Hello, my name is Kevin Irakoze, I am from Gitega, Burundi and I am a 4th year PhD student in Philosophy. It is a great pleasure to run the project Social and Academic Integration for Visually Disabled Youth this summer in Gitega. Disability in general, and visual disability in particular, is a great hindrance to education for Burundian youth. The project takes this realization as a starting point and seeks to support visually disabled high school students at Lycée Notre Dame de la Sagesse. The school, though a regular high school, started an initiative whereby students with various disabilities (mainly speech, hearing, and vision) can attend classes with other students. Life in the classroom is a rather beautiful one: sign language interpreters in classes, braille instructors copying student notes, etc. Heretofore visually disabled students had access only to a special school which often ended early and left the students with no option for the continuation of the studies. Not so beautiful an image. However, despite the high school’s efforts, behind the wonderful picture of diversity in the classroom lie difficulties that keep the disabled students behind their classmates insofar as various aspects of education are concerned. Among these one can cite the lack of sufficient essential materials, including slates and styluses the students use to take braille notes, or the absence of a braille or audio library for the students to read or listen to books. This project seeks to address some of these difficulties.
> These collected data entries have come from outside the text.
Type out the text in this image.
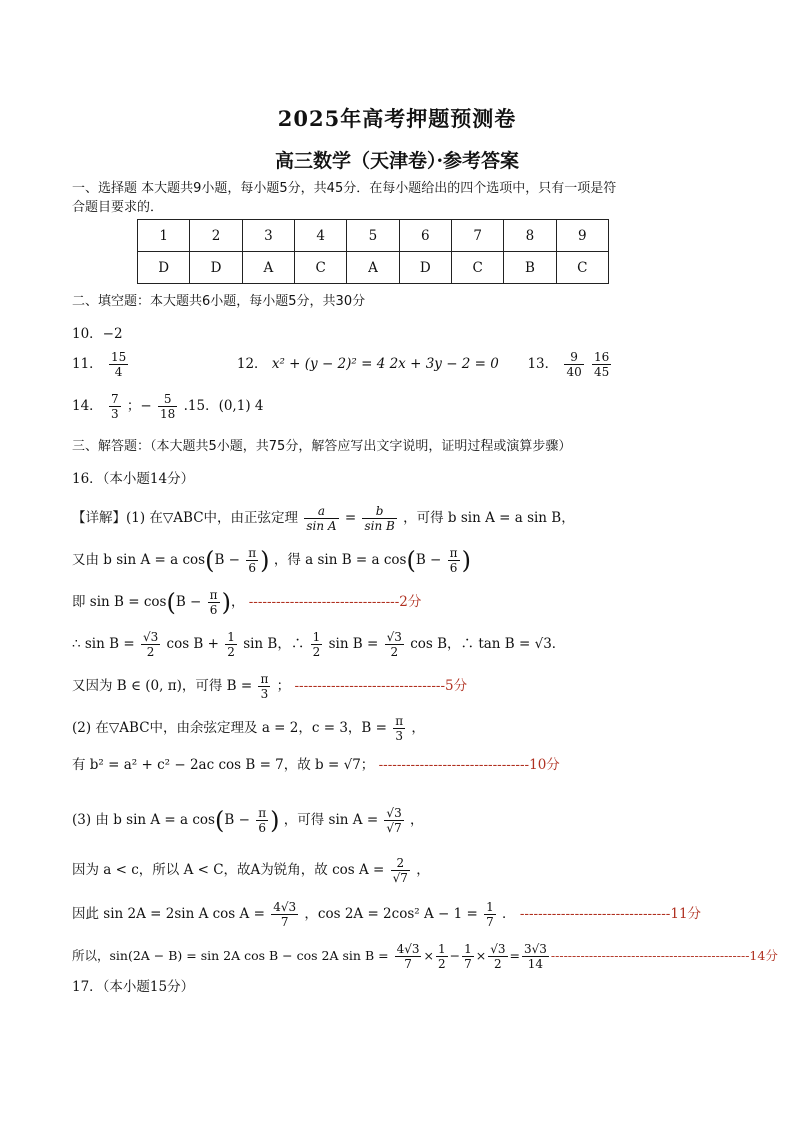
2025年高考押题预测卷
高三数学（天津卷）·参考答案
一、选择题 本大题共9小题，每小题5分，共45分．在每小题给出的四个选项中，只有一项是符
合题目要求的．
1	2	3	4	5	6	7	8	9
D	D	A	C	A	D	C	B	C
二、填空题：本大题共6小题，每小题5分，共30分
10．−2
11． $\frac{15}{4}$	12． x² + (y − 2)² = 4 2x + 3y − 2 = 0 13． $\frac{9}{40}$
$\frac{16}{45}$
14． $\frac{7}{3}$ ；− $\frac{5}{18} .15$．(0,1) 4
三、解答题：（本大题共5小题，共75分，解答应写出文字说明，证明过程或演算步骤）
16．（本小题14分）
【详解】(1) 在▽ABC中，由正弦定理 $\frac{a}{\text{sin A}} = \frac{b}{\text{sin B}}$ ，可得 b sin A = a sin B，
又由 b sin A = a $\cos(B - \frac{\pi}{6}$ ) ，得 a sin B = a $\cos(B - \frac{\pi}{6}$ )
即 $\sin B = \cos(B - \frac{\pi}{6}$ )， ---------------------------------2分
∴ $\sin B = \frac{√3}{2}$ $\cos B + \frac{1}{2}$ sin B，∴ $\frac{1}{2}$ $\sin B = \frac{√3}{2}$ cos B，∴ tan B = √3．
又因为 B ∈ (0, π)，可得 $B = \frac{\pi}{3}$ ； ---------------------------------5分
(2) 在▽ABC中，由余弦定理及 a = 2，c = 3，$B = \frac{\pi}{3}$ ，
有 b² = a² + c² − 2ac cos B = 7，故 b = √7； ---------------------------------10分
(3) 由 b sin A = a $\cos(B - \frac{\pi}{6}$ ) ，可得 $\sin A = \frac{√3}{√7}$ ，
因为 a < c，所以 A < C，故A为锐角，故 $\cos A = \frac{2}{√7}$ ，
因此 sin 2A = 2sin A $\cos A = \frac{4√3}{7}$ ，cos 2A = 2cos² $A - 1 = \frac{1}{7}$ ． ---------------------------------11分
所以，sin(2A − B) = sin 2A cos B − cos 2A $\sin B = \frac{4√3}{7} \times \frac{1}{2} - \frac{1}{7} \times \frac{√3}{2} = \frac{3√3}{14} -----------------------------------------------14$分
17．（本小题15分）
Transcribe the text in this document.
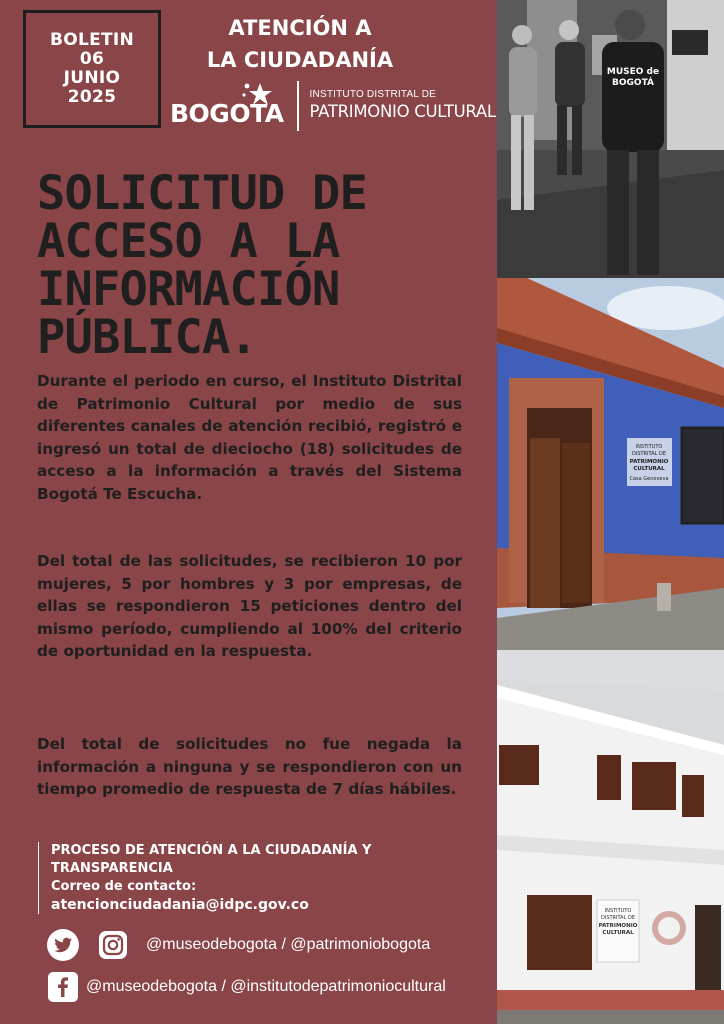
BOLETIN
06
JUNIO
2025
ATENCIÓN A
LA CIUDADANÍA
BOGOTA
INSTITUTO DISTRITAL DE
PATRIMONIO CULTURAL
SOLICITUD DE
ACCESO A LA
INFORMACIÓN
PÚBLICA.

Durante el periodo en curso, el Instituto Distrital de Patrimonio Cultural por medio de sus diferentes canales de atención recibió, registró e ingresó un total de dieciocho (18) solicitudes de acceso a la información a través del Sistema Bogotá Te Escucha.

Del total de las solicitudes, se recibieron 10 por mujeres, 5 por hombres y 3 por empresas, de ellas se respondieron 15 peticiones dentro del mismo período, cumpliendo al 100% del criterio de oportunidad en la respuesta.

Del total de solicitudes no fue negada la información a ninguna y se respondieron con un tiempo promedio de respuesta de 7 días hábiles.

PROCESO DE ATENCIÓN A LA CIUDADANÍA Y
TRANSPARENCIA
Correo de contacto:
atencionciudadania@idpc.gov.co
@museodebogota / @patrimoniobogota
@museodebogota / @institutodepatrimoniocultural
MUSEO de
BOGOTÁ
INSTITUTO
DISTRITAL DE
PATRIMONIO
CULTURAL
Casa Genoveva
INSTITUTO
DISTRITAL DE
PATRIMONIO
CULTURAL
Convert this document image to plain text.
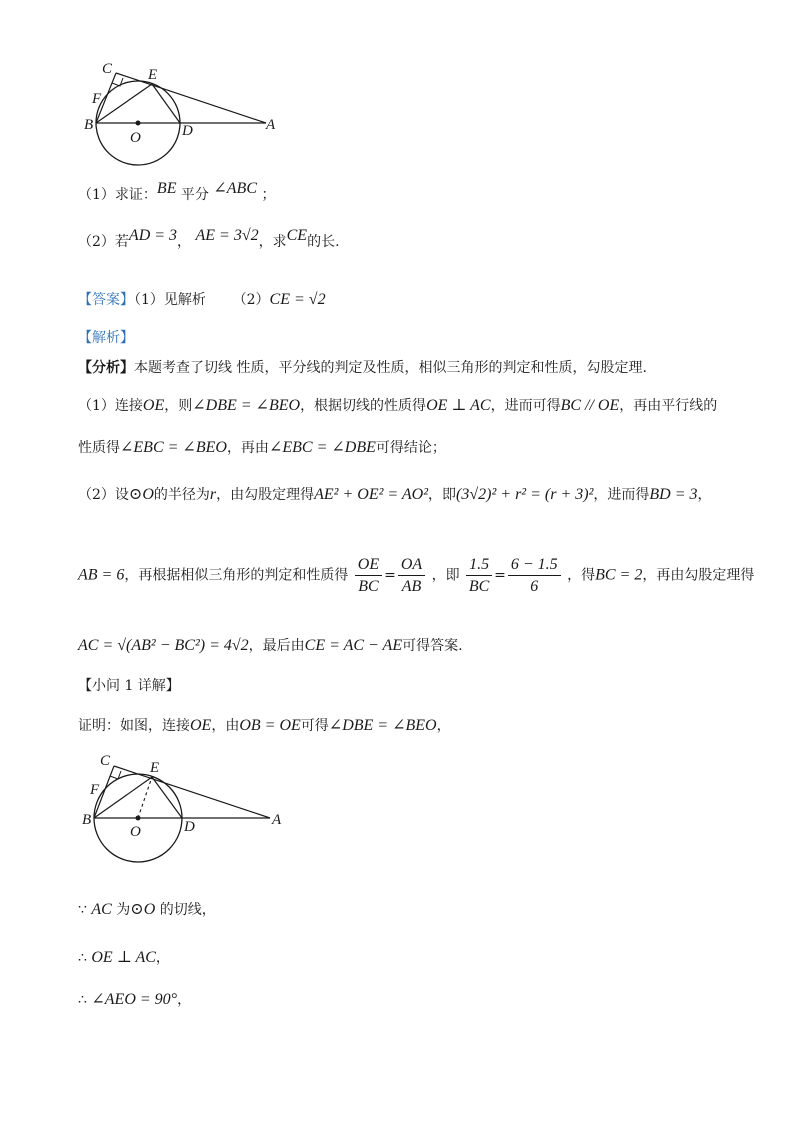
C E
F
B
O	D	A
（1）求证：BE 平分 ∠ABC ；
（2）若AD = 3， AE = 3√2，求CE的长.
【答案】（1）见解析 （2）CE = √2
【解析】
【分析】本题考查了切线 性质，平分线的判定及性质，相似三角形的判定和性质，勾股定理.
（1）连接OE，则∠DBE = ∠BEO，根据切线的性质得OE ⊥ AC，进而可得BC // OE，再由平行线的
性质得∠EBC = ∠BEO，再由∠EBC = ∠DBE可得结论；
（2）设⊙O的半径为r，由勾股定理得AE² + OE² = AO²，即(3√2)² + r² = (r + 3)²，进而得BD = 3，
AB = 6，再根据相似三角形的判定和性质得 $\frac{OE}{BC} = \frac{OA}{AB}$ ，即 $\frac{1.5}{BC} = \frac{6 - 1.5}{6}$ ，得BC = 2，再由勾股定理得
AC = √(AB² − BC²) = 4√2，最后由CE = AC − AE可得答案.
【小问 1 详解】
证明：如图，连接OE，由OB = OE可得∠DBE = ∠BEO，
C	E
F
B
O	D	A
∵ AC 为⊙O 的切线，
∴ OE ⊥ AC，
∴ ∠AEO = 90°，
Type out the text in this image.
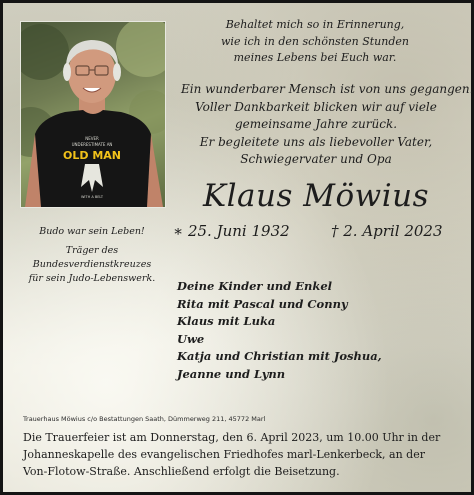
NEVER
UNDERESTIMATE AN
OLD MAN
WITH A BELT
Behaltet mich so in Erinnerung,
wie ich in den schönsten Stunden
meines Lebens bei Euch war.
Ein wunderbarer Mensch ist von uns gegangen.
Voller Dankbarkeit blicken wir auf viele
gemeinsame Jahre zurück.
Er begleitete uns als liebevoller Vater,
Schwiegervater und Opa
Klaus Möwius
∗ 25. Juni 1932	† 2. April 2023
Budo war sein Leben!
Träger des
Bundesverdienstkreuzes
für sein Judo-Lebenswerk.
Deine Kinder und Enkel
Rita mit Pascal und Conny
Klaus mit Luka
Uwe
Katja und Christian mit Joshua,
Jeanne und Lynn
Trauerhaus Möwius c/o Bestattungen Saath, Dümmerweg 211, 45772 Marl
Die Trauerfeier ist am Donnerstag, den 6. April 2023, um 10.00 Uhr in der
Johanneskapelle des evangelischen Friedhofes marl-Lenkerbeck, an der
Von-Flotow-Straße. Anschließend erfolgt die Beisetzung.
As I prepare the first steps of the project implementation, I am filled with gratitude and excitement. Gratitude, first, to the Davis Projects for Peace and Mrs. Kathryn W. Davis for generous provision of the funds and, secondly, to International House for continued support and guidance in the process. And excitement in anticipation of the impact that the project will have on its beneficiaries, the students.
Thinking of the pandemic that we are currently living I reflect on how the current world situation affects the project. In the original plans, I hoped to purchase most of the need material (e.g. computers, braille embossers) from the US. But the impossibility of that now, as I sit in Burundi, call for creativity in securing the needed materials locally in a way that still satisfies the goals of the project as planned. Some part of this week was spent in an initial assessment of the availability of these needed items or of appropriate replacements when needed. Additionally, as the implementation of the project involves other actors, I have been setting up meetings with relevant collaborators. These include the authorities in charge of the school that the students attend and merchants. I look forward to the next couple of months to see how the project will turn out.